Tuesday, July 18, 2017

CONTACT LENS


Contact lenses have a remarkable history that goes back more than 500 years.



In 1508, Leonardo da Vinci is often credited with the first conception of the idea of contact lenses, in Codex Of The Eye, Manual D. , where he explained a means of manipulating the corneal power of eye by either submerging the entire head in a bowl of water or by wearing a water-filled glass hemisphere over the eye.

Actually he wasn't really talking about correcting vision at that point, but the idea behind the contact lens at its most basic came from manipulating the cornea's power.

in 1636, René Descartes conceptualized a similar idea where a hollow glass tube filled with water placed directly against the cornea, with the protruding end being shaped in order to correct vision. The only drawback of the idea was that it made blinking of eyes  completely impossible.

Basically, there were a lot of crazy ideas thrown down on paper before anyone attempted to actually follow them through to their sharp conclusion, be it vision or pain.

In 1845, Sir John Herschel published two new ideas in the Encyclopedia Metropolitana. The first was for a spherical capsule of glass filled with animal jelly, while the second was a mould of the cornea that could be impressed on a transparent medium. While there's no evidence that these ideas were ever tested or not.

 In 1887, German glassblower F. E. Muller developed the first eye covering that could be both seen through, as well as tolerated.



But until this point in time, any relatively comfortable device that could be placed on the eye made vision more difficult, or impossible, and any device that improved vision was unbearably uncomfortable.

In 1888,  when German ophthalmologist Adolph Fick started forcing fitted blown-glass shells into the eyes of bunnies, the technology's first live test subjects. Fick's design was aimed at helping patients with Keratoconus, a problem that renders the cornea cone-shaped. The glass shells were meant to push the eye flatter, not to improve, say, near sightedness.

His lenses were made from heavy blown glass, and were roughly two centimeters in diameter.



But these lenses were much more comfortable than previous attempts because of the filling of the empty space between cornea/callosity and glass with a dextrose solution. Although this was a huge step forward in lens technology but still they were rather large, inconvenient, and could only be worn for a few hours at a time.

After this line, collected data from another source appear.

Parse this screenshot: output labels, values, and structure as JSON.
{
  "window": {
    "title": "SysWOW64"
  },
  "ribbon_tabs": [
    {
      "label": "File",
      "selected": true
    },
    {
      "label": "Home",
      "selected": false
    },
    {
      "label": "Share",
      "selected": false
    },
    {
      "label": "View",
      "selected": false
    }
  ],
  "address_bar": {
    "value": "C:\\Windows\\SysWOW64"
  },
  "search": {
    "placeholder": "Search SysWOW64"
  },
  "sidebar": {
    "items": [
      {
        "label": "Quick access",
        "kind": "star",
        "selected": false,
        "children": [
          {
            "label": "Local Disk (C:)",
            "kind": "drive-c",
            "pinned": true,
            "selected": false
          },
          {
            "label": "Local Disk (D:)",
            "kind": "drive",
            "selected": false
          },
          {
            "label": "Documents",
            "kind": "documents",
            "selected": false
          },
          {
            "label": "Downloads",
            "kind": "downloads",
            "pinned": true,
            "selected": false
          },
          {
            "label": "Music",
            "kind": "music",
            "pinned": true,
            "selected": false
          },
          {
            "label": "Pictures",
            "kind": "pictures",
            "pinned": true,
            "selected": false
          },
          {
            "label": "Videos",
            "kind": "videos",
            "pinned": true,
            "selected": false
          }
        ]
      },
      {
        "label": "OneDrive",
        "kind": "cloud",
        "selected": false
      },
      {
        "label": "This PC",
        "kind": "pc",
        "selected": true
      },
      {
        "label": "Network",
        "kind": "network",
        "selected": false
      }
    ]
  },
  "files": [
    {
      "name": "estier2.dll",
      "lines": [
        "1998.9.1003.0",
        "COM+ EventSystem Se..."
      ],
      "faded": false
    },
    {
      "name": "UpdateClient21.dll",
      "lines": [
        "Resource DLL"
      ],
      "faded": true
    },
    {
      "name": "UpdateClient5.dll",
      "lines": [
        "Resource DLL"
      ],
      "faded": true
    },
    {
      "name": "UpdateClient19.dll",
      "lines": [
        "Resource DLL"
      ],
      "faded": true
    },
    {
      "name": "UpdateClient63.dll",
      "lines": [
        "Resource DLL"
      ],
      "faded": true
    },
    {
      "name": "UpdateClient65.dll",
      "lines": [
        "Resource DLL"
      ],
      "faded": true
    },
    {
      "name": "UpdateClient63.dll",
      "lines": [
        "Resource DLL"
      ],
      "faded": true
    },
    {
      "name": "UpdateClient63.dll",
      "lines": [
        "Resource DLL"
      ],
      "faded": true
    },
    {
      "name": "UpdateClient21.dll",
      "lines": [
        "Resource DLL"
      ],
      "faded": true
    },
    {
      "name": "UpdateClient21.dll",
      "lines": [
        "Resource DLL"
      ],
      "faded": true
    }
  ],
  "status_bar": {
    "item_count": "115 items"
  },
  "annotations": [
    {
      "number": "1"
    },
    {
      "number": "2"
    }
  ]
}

At the same time, German medical student August Muller was experimenting with glass discs aimed at improving vision-his own, actually. His 1889 thesis recounts that although he could get the lenses fit on his eyes, violent pain kicked in about a half an hour after insertion. But with the short-lived fix, his myopia improved.

Those lenses were not the small, light things we have today. That was a kind of  big glass sheets—about twice the size of current disposables covering even the whites of the eyes. The shape exacerbated problem number two. Glass was the wrong material. Eyes need to breathe. Every other tissue in the body is delivered oxygen via red blood cells but the cornea sucks in oxygen directly from the atmosphere. "Glass is impermeable to oxygen. If the oxygen doesn't get to the eye, the cornea starts to swell," explains Nathan Efron, professor of optometry at Australia's Queensland University of Technology.

 It wasn't until 1948, when optical technician Kevin Tuohy realized by accident that contacts didn't have to cover the whites of the eyes at all. While Tuohy was lathing the lens, a recently invented transparent plastic, the part supposed to cover the whites of the eyes dropped off. This left him thinking. So he polished down the disk's edges and tried the slimmer model himself. To his surprise, it actually stayed put—even after blinking.

This increased comfort allowed to  be worn up to sixteen hours a day, where as previous lenses could only be worn for 3-4 hours at a time. As manufacturing technology improved into the 1960s, and lens designs became more sophisticated, Plexiglas corneal lenses became the first contacts to have mass appeal. 

The early research into soft lenses was done by Czech chemists Otto Wichterle and Drahoslav Lím, which began in 1959. Several years later, in 1965, the National Patent Development Corporation in the United States purchased the rights to produce the lenses, but sublicensed them to Bausch & Lomb.

Gradually, over the next 25 years, the polymers from which soft lenses are manufactured improved from time to time again. Increases in oxygen permeability and wetability, made them more comfortable, and decreases in manufacturing costs made them literally disposable. In fact, disposable soft contact lenses were first conceived by British optometrist Rishi Agarwal in by 1972.

So over and all Next time you pop in your lenses, give a little silent thanks to their inventors that the material is soft and your eyes are in tact. 

This wonderfully engineered tool for clear vision, invisible to both wearer and admirer is today used by 120 million people around the world.